Shares of the aerospace and transportation giant, for instance, more than doubled between the summer of 1999 and 2000. But somewhere along the line, a decade ago to be precise, Bombardier became your dad’s stock. That move during the dot-com era was the last before the company’s stock tumbled, then flattened to approximately where it is today.
Today, Bombardier is one of the most widely held Canadian issues in the world, and 10% moves in its share price are scrutinized and debated by portfolio managers from Basel to Boston, who like its predictable business and dividend payouts.
Byron Capital analyst Tom Astle, however, says Bombardier is a misunderstood name. Astle says the company’s commercial aircraft segment gets a ton of press and attention, but actually contributes very little to the stock’s valuation. The Byron analyst says trains remain the company’s largest contributor, but the company’s Business Jets division represents the most leverage to a recovering economy.
In June, Bombardier announced that, just over one year after the largest business aircraft sale in its history, it had surpassed that record with a firm order from NetJets Inc. for 100 Challenger business jets with options for an additional 175 aircraft.
Astle will travel to China next week to see several Bombardier facilities , including Bombardier Sifang Transport, which produces the high speed trains for China, and Shenyang Aerospace Company (SAC), which manufactures the C-Series fuselages.

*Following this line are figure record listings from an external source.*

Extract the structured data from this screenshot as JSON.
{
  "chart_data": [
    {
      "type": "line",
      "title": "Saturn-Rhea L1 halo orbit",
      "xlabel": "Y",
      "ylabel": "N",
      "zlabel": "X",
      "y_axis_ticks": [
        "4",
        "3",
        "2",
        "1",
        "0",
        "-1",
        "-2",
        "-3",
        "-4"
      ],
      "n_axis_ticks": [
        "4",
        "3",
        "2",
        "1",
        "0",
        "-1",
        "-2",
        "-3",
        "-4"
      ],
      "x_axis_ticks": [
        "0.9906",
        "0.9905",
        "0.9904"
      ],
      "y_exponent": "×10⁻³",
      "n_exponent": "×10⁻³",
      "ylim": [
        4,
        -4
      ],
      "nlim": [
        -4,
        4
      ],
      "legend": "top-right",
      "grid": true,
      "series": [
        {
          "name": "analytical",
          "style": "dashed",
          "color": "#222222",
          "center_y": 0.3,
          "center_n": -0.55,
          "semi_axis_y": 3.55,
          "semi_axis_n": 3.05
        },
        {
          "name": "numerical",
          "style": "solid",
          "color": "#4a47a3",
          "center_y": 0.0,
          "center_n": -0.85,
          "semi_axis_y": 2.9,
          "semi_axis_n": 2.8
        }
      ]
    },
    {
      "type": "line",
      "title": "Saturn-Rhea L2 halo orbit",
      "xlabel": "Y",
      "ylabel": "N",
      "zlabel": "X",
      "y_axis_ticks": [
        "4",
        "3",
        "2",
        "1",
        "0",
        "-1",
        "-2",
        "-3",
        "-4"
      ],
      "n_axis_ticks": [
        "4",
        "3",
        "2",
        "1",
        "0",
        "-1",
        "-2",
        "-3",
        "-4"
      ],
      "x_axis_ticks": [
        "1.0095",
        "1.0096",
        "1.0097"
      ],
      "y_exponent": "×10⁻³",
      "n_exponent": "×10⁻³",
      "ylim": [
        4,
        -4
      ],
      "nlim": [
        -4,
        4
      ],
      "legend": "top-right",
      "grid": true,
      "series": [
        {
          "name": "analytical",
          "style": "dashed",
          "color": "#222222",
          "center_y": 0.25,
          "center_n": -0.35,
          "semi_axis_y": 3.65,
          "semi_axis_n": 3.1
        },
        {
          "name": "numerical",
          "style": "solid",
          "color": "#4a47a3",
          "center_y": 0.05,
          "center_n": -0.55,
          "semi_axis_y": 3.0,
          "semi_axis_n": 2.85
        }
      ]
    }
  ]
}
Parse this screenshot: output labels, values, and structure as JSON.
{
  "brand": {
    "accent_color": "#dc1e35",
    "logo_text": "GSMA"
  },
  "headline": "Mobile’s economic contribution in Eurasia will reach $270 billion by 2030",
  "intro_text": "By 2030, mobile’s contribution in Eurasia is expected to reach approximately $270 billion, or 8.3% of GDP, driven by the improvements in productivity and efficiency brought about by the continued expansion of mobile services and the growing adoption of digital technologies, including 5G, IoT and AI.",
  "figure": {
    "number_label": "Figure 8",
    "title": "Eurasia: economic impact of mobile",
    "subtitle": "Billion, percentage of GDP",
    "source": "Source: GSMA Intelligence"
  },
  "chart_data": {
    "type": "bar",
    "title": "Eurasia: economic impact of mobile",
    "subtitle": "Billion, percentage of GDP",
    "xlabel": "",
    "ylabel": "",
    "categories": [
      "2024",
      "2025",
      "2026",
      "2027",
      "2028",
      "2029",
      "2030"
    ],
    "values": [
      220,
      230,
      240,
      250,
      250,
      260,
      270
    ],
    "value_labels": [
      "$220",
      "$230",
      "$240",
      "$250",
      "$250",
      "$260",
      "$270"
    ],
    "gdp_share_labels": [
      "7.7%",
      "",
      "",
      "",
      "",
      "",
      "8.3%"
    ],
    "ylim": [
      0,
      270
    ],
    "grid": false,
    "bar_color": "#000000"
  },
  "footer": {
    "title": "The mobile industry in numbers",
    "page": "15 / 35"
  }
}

While Asia represents a real growth opportunity for Bombardier, Astle isn’t suggesting the company’s stock will once again take flight. He does, however, think the Quebec-based company is a favourably priced name for longer-term investors. In a research update to clients Wednesday, Astle reiterated his BUY rating and $4.50 target price on Bombardier.
One area that makes Astle nervous is Bombardier’s C-Series. He feels the company’s timeline is too aggressive, offering that he would be very surprised wheels leave the ground this year as scheduled, and even more surprised if the company can get everything certified for commercial deliveries by the end of 2013. But Astle feels this is already priced into the company’s share price.
At press time, shares of Bombardier on the TSX were up .3% to $3.69.